2020 journal article

An agentic perspective of resourcefulness: Self-reliant and joint resourcefulness behaviors within the entrepreneurship process

JOURNAL OF BUSINESS VENTURING, 37(1).

author keywords: Resources; Bootstrapping; Self-regulation; Self-reliant; Agency
UN Sustainable Development Goal Categories
1. No Poverty (Web of Science)
5. Gender Equality (Web of Science)
8. Decent Work and Economic Growth (OpenAlex)
Source: Web Of Science
Added: January 3, 2022

We integrate social cognitive theory, and its tenets of personal and collective agency, to develop an individual-level perspective on entrepreneurs' resourcefulness behaviors that illustrates how resourcefulness behaviors can be classified as ‘self-reliant behaviors’ or ‘joint resourcefulness behaviors’. Using this novel cognitive theoretical approach, we provide and test a framework that explains how dispositional, perceptual, and behavioral factors interact in the enactment of purposeful action with regards to entrepreneurs' resourceful behaviors.
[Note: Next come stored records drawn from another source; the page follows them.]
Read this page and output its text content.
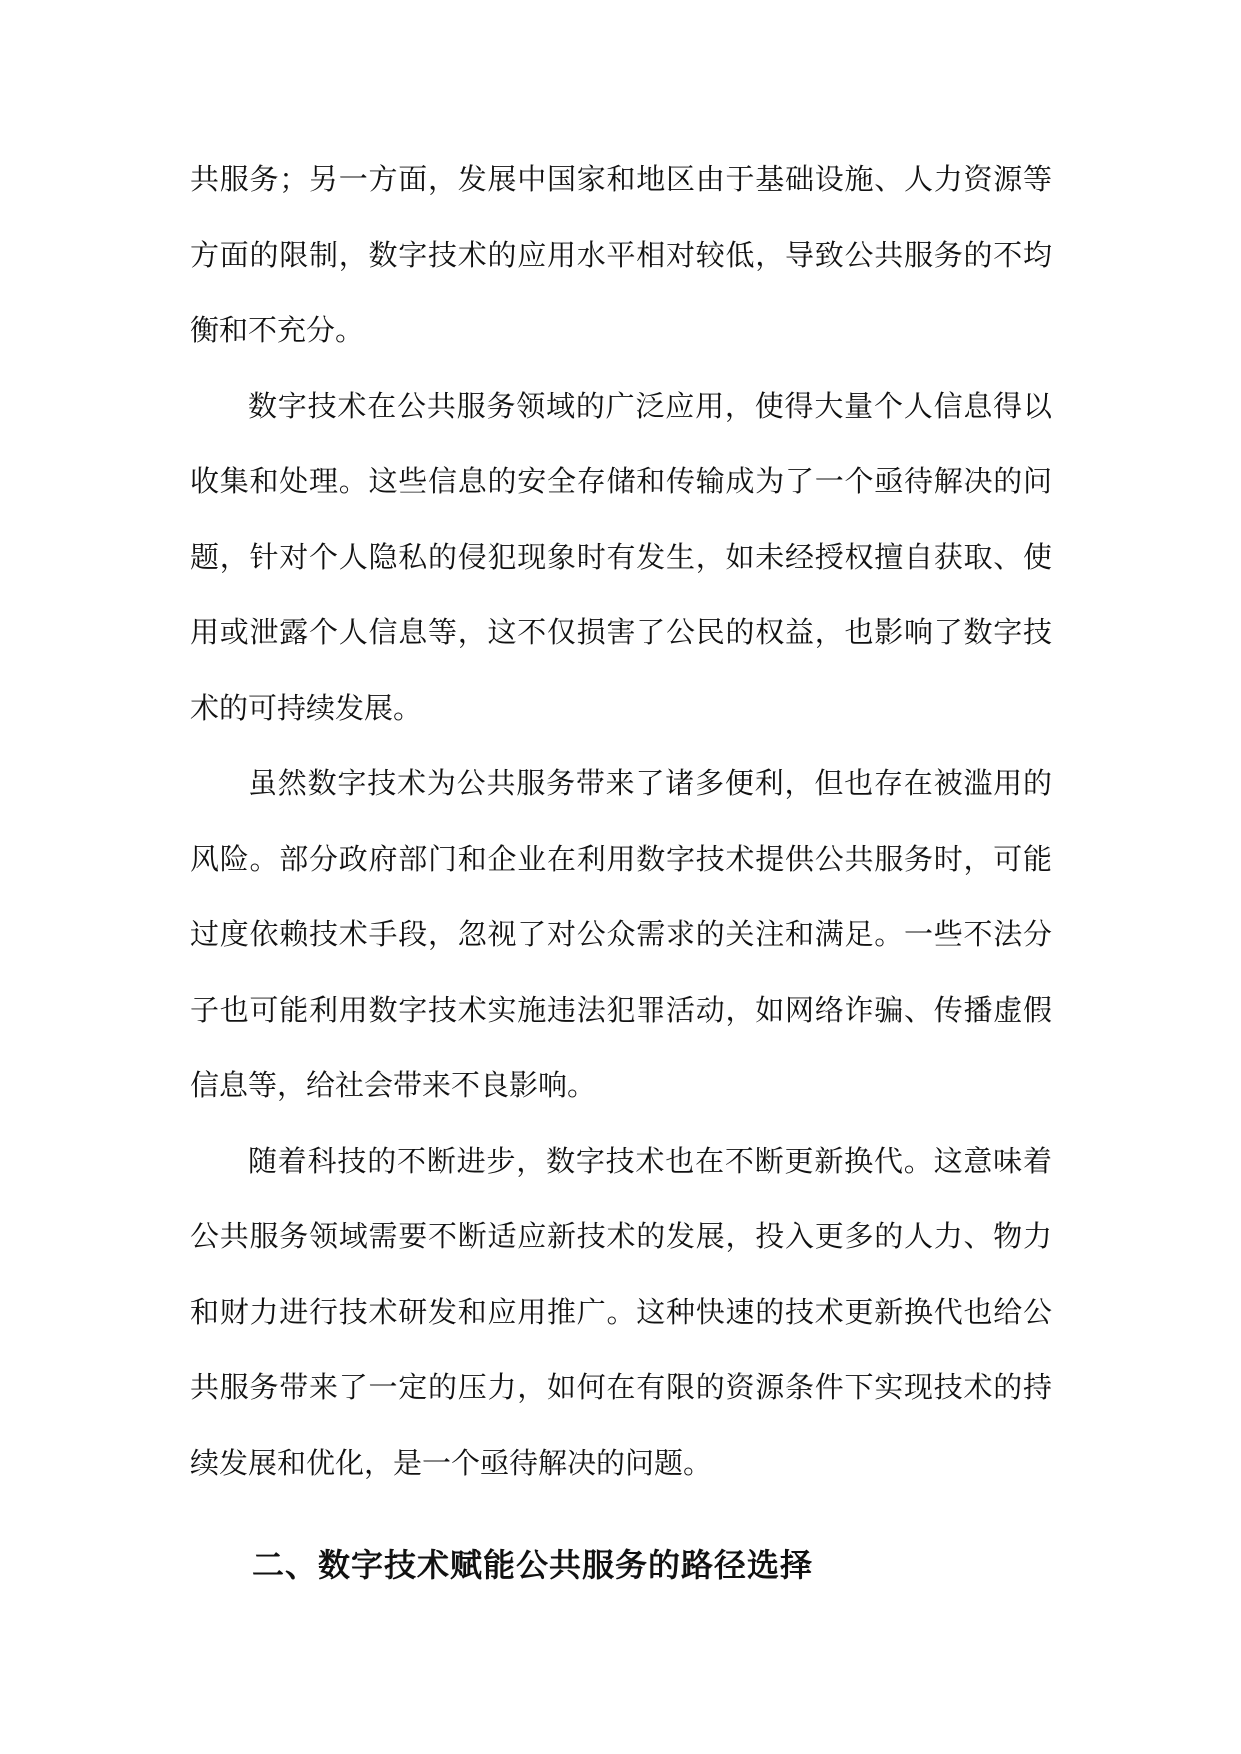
共服务；另一方面，发展中国家和地区由于基础设施、人力资源等方面的限制，数字技术的应用水平相对较低，导致公共服务的不均衡和不充分。

数字技术在公共服务领域的广泛应用，使得大量个人信息得以收集和处理。这些信息的安全存储和传输成为了一个亟待解决的问题，针对个人隐私的侵犯现象时有发生，如未经授权擅自获取、使用或泄露个人信息等，这不仅损害了公民的权益，也影响了数字技术的可持续发展。

虽然数字技术为公共服务带来了诸多便利，但也存在被滥用的风险。部分政府部门和企业在利用数字技术提供公共服务时，可能过度依赖技术手段，忽视了对公众需求的关注和满足。一些不法分子也可能利用数字技术实施违法犯罪活动，如网络诈骗、传播虚假信息等，给社会带来不良影响。

随着科技的不断进步，数字技术也在不断更新换代。这意味着公共服务领域需要不断适应新技术的发展，投入更多的人力、物力和财力进行技术研发和应用推广。这种快速的技术更新换代也给公共服务带来了一定的压力，如何在有限的资源条件下实现技术的持续发展和优化，是一个亟待解决的问题。

二、数字技术赋能公共服务的路径选择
Consistent with our hypotheses, results from a quantitative study of entrepreneurs (N = 178), as well as a supplemental study involving qualitative interviews with entrepreneurs (N = 15), highlight that entrepreneurs higher in frugality tend to perceive higher levels of environmental hostility. This relationship, in turn, leads to higher amounts of self-reliant resourcefulness behaviors (i.e., customer-related and internal self-financing bootstrapping behaviors) but not joint resourcefulness behaviors. Multiple theoretical and practical contributions emerge from our findings as the extant literature does not yet account for human agency as a reason why some entrepreneurs may choose to engage in certain resourceful behaviors relative to other behaviors.